Okul kitabını eksik buluyorsa, o eksiği öğretmen kapatır. MHP Hatay milletvekili işte o yaraya parmak basmış. Vatandaş dıştan gelen ekonomik krizin baskısını geçiştirmeye çalışırken, işgüzar tipler veliye yüklenince vekilimiz soru önergesi hazırlamış.

Millî Eğitim Bakanlığı Ders Kitapları ve Eğitim Araçları Yönetmeliğinin 41 inci maddesinde “Milli Eğitim Bakanlığı tarafından belirlenmeyen ders kitapları ve okutulacak diğer eğitim araçları öğrencilere aldırılamaz” hükmü hatırlatılmış önce.

Sonra “Ülkemizde ders kitapları 2003 yılından itibaren öğrencilere ücretsiz olarak dağıtılmaktadır. Bakanlığınız ders kitaplarını ücretsiz dağıtmasına rağmen, kitapların yetersizliği öne sürülerek öğrenciler kaynak kitap almaya zorlanmaktadır” denmiş.

Ve aşağıdaki soruları sormuş.
1.Bakanlığınızca öğrencilere ücretsiz dağıtılan ders kitaplarının yeterliliğini ölçmek için yaptığınız çalışmalar nelerdir?  Çalışmalarınız neticesinde yetersiz görülen kitap olmuş mudur; olmuşsa bu kitaplar için yapılan çalışmalar nelerdir?

2.Gönderilen kitaplar içerikleri ve sağladıkları fayda bakımından yeterli ise, ailelere ek kaynak kitap aldırmayı önleyecek tedbirler nelerdir?

3.Bakanlığınızca okullara gönderilen ders kitapları hazırlanırken öğretmenlerimizin taleplerini de içeren uzman görüşlerin yer aldığı raporlar ilgili kurullarca dikkate alınıyor mu?

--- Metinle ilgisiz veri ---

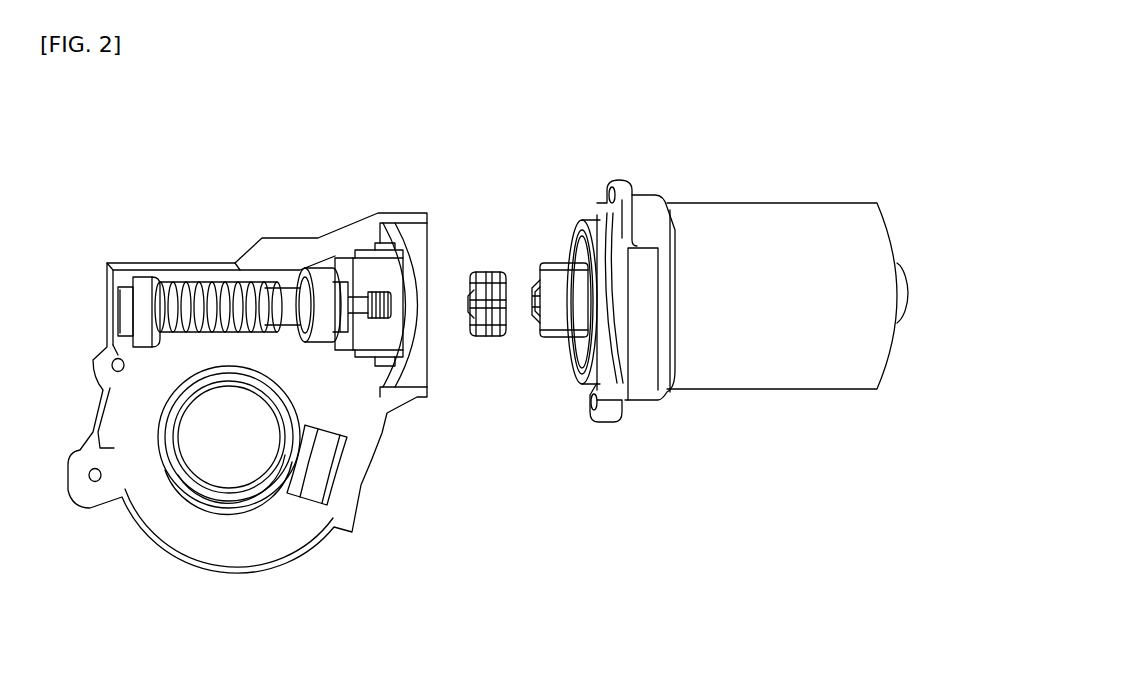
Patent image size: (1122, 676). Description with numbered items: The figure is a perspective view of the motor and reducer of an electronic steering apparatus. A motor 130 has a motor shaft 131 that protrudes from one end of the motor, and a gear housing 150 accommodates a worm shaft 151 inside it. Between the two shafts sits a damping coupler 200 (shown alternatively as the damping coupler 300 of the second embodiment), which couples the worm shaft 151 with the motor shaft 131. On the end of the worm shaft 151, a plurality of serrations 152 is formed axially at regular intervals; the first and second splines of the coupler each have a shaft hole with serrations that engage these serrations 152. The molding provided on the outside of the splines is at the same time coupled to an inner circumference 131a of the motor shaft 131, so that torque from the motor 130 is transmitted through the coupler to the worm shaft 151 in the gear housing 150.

The gear housing 150 is at (205, 240).
The worm shaft 151 is at (297, 292).
The serrations 152 is at (377, 289).
The motor 130 is at (692, 190).
The motor shaft 131 is at (563, 276).
The inner circumference 131a is at (531, 276).
The damping coupler 200 is at (523, 370).
The damping coupler 300 is at (495, 350).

Söz konusu raporlar hangi kuruluş / kurum tarafından hazırlanmaktadır?

4.Öğrencilerden alınması istenen ek yardımcı kaynak kitaplar faydaları bakımından tercih ediliyorsa, Bakanlığınızca bu kaynak kitapların gönderilen ders kitaplarının yerine ücretsiz olarak gönderilmesi için herhangi bir çalışma yapılmakta mıdır?
***

Bakalım, Bakan Ziya Selçuk ne cevap verecek?

Lakin okul kitabı zaten kaynaktır. Kaynağa kaynak eklemeğe gerek var mı? Bu konu yıllardır velinin tepesine inen yumruk olmuştur. Okul açılmadan, binbir çeşit kitap, dergi vs’yi satmaya çalışırlar. Doktorlara ilaç tanıtan röprezantlar gibi okulları mekân tutan, kitapçılar vardı-r.

Okul eğitimi yetersiz gibi, dershane şart denmiştir mesela. Dergiler, test kitapları ile çocuklar boğulurken, birileri o minnacıkların üzerinden zengin olmuştur. Özel okulların açılış gerekçesi de bana göre “çok daha iyi eğitim” değildir. Cebinde biraz parası olan veliye tuzaktır. Yok sınıflar 15 kişiymiş, çocuk güzel eğitim alırmış. Daha fazla olamaz ki mevcut. Vatandaş ekmeği zor buluyor, çocuğunu özel okula kaç kişi gönderebilir?

Çocukları Dünyadan kopuk yetiştirmek gerçekten yanlış. Bu konu önemli lakin sıkmak istemiyorum. Tek cümle; özel eğitim alan çocuk sonunda “özel” mi oluyor, ne oluyor? Birisi anlatsın bana.

Neyse efendim, yedi düvel zaten tepemize binmiş, habire yoluyor. Harcamadığımız paraları dövizle cebimizden çekiyor, bari biz bizi vurmayalım şu dar dönemde.

Çocukların beynini ezberle doldurmak yerine, onların önünü açıcı bilgilerle donatsın öğretmenleri. Rahmetli ilk okul öğretmenim Halil Çağlar (Soma 13 Eylül İlkokulu) Her gün bir hikaye kitabı okumamızı isteyerek, ufkumuzu genişletmişti. Bilgi nedir, bilgiye nasıl ulaşılır ve kullanılırı öğretti bize.

Dersin dışına çıktığında kaynak, yol gösterici kendisi oldu.

Öğretmen, öğretmenliğini unuttu uzun süredir.